Scalability and fault tolerance
Our systems are divided into stateless and stateful services. Stateless services are lightweight and easy to scale because they don't store state between requests. This makes them ideal for distributed data processing. Stateful services are much more complex. They store state between requests, which requires dumping the state into long-term memory and efficient synchronization between these instances.

The state synchronization problem is solved by directing the flow to specific instances based on key event fields – the router. This component can separate data processing flows into isolated groups. This approach will ensure more efficient resource management and reduce the risk of state synchronization problems.

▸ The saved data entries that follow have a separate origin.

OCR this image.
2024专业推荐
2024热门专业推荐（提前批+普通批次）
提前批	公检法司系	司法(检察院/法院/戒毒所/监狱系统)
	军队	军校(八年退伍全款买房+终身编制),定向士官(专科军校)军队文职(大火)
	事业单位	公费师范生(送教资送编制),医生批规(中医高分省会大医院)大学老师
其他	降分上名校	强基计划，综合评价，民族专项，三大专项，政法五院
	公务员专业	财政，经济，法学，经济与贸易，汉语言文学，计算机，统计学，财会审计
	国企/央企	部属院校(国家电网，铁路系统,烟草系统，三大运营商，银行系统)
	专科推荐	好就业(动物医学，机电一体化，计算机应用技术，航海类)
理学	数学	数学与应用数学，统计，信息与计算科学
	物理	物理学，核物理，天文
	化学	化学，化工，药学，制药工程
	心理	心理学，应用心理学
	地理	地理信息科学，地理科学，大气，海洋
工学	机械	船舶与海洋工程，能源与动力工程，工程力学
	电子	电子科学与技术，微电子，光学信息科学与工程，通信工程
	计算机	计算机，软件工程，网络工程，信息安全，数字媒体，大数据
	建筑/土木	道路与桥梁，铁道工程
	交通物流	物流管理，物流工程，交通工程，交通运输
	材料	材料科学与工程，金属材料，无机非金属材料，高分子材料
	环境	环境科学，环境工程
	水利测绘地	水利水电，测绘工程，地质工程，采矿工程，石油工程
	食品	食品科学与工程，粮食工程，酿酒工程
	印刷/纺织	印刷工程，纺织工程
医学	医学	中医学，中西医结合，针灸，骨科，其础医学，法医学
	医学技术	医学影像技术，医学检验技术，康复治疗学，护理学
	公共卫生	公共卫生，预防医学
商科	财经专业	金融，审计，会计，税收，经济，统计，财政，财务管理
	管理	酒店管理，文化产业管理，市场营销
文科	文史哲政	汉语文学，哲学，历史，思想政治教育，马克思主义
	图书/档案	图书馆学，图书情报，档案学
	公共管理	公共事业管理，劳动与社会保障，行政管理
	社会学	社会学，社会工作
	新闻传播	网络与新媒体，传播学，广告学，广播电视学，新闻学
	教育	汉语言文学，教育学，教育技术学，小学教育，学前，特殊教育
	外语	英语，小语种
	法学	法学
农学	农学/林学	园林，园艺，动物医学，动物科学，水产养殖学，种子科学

To ensure fault tolerance, you can raise two instances, the first of which performs a useful task, and the second polls the first about its state; if the first fails, the second service creates a process and takes the place of the service that has finished working.

Design your service architecture to be scalable and resilient.

Merge diff

Final insert, we have a big event and diff – our enriched data in the process of analysis. We knew that ClickHouse works well with MatView and poorly with JOIN. Many solutions were slow and clogged RAM.

On the left is a normal JOIN, for large table sizes B will clog up the RAM. This problem was solved by a subquery that reduces the selection of data from the table B for JOIN.

Here's how it works for us. There's a Kafka table in ClickHouse. Now we send the entire diff to a Kafka queue and set up a consumer in ClickHouse to process this data. The consumer receives data from the queue, determines the volumes to process, and adds them to a materialized view, which acts as a trigger. In this view, a JOIN occurs using subqueries by event ID, which reduces the selection of a large table; such JOINs work quickly. This approach allows us to avoid previous performance and memory overload issues, giving ClickHouse the ability to optimally distribute the load and use resources more efficiently.

“Also information for reference: we found that Clickhouse reserves 5 MB of memory per field when making a request, which kills RAM with frequent requests.”

Study the documentation, sometimes solutions to your problems are hidden there, which will significantly speed up development

It is clear that all services are built sequentially: each subsequent one must work after the previous one. Perhaps this is not the most optimal approach, because some services can be launched in parallel. However, this option allowed us to avoid the need for a final synchronization service that would compare the data of all services. This would create an additional load and increase the likelihood of errors.

Advantages of the current approach

Since the proposed option allows us to provide and maintain the data flow we need, we settled on it. At the same time, we provided the ability to scale each section of the scheme. If the data flow increases significantly, we will be able to transfer the process to parallel processing by adding a synchronization service.

Thus, the consistent construction of services allows us to avoid unnecessary complexity and errors, ensuring stable and efficient data processing. This solution is flexible and can easily adapt to changes in the volume and speed of incoming data.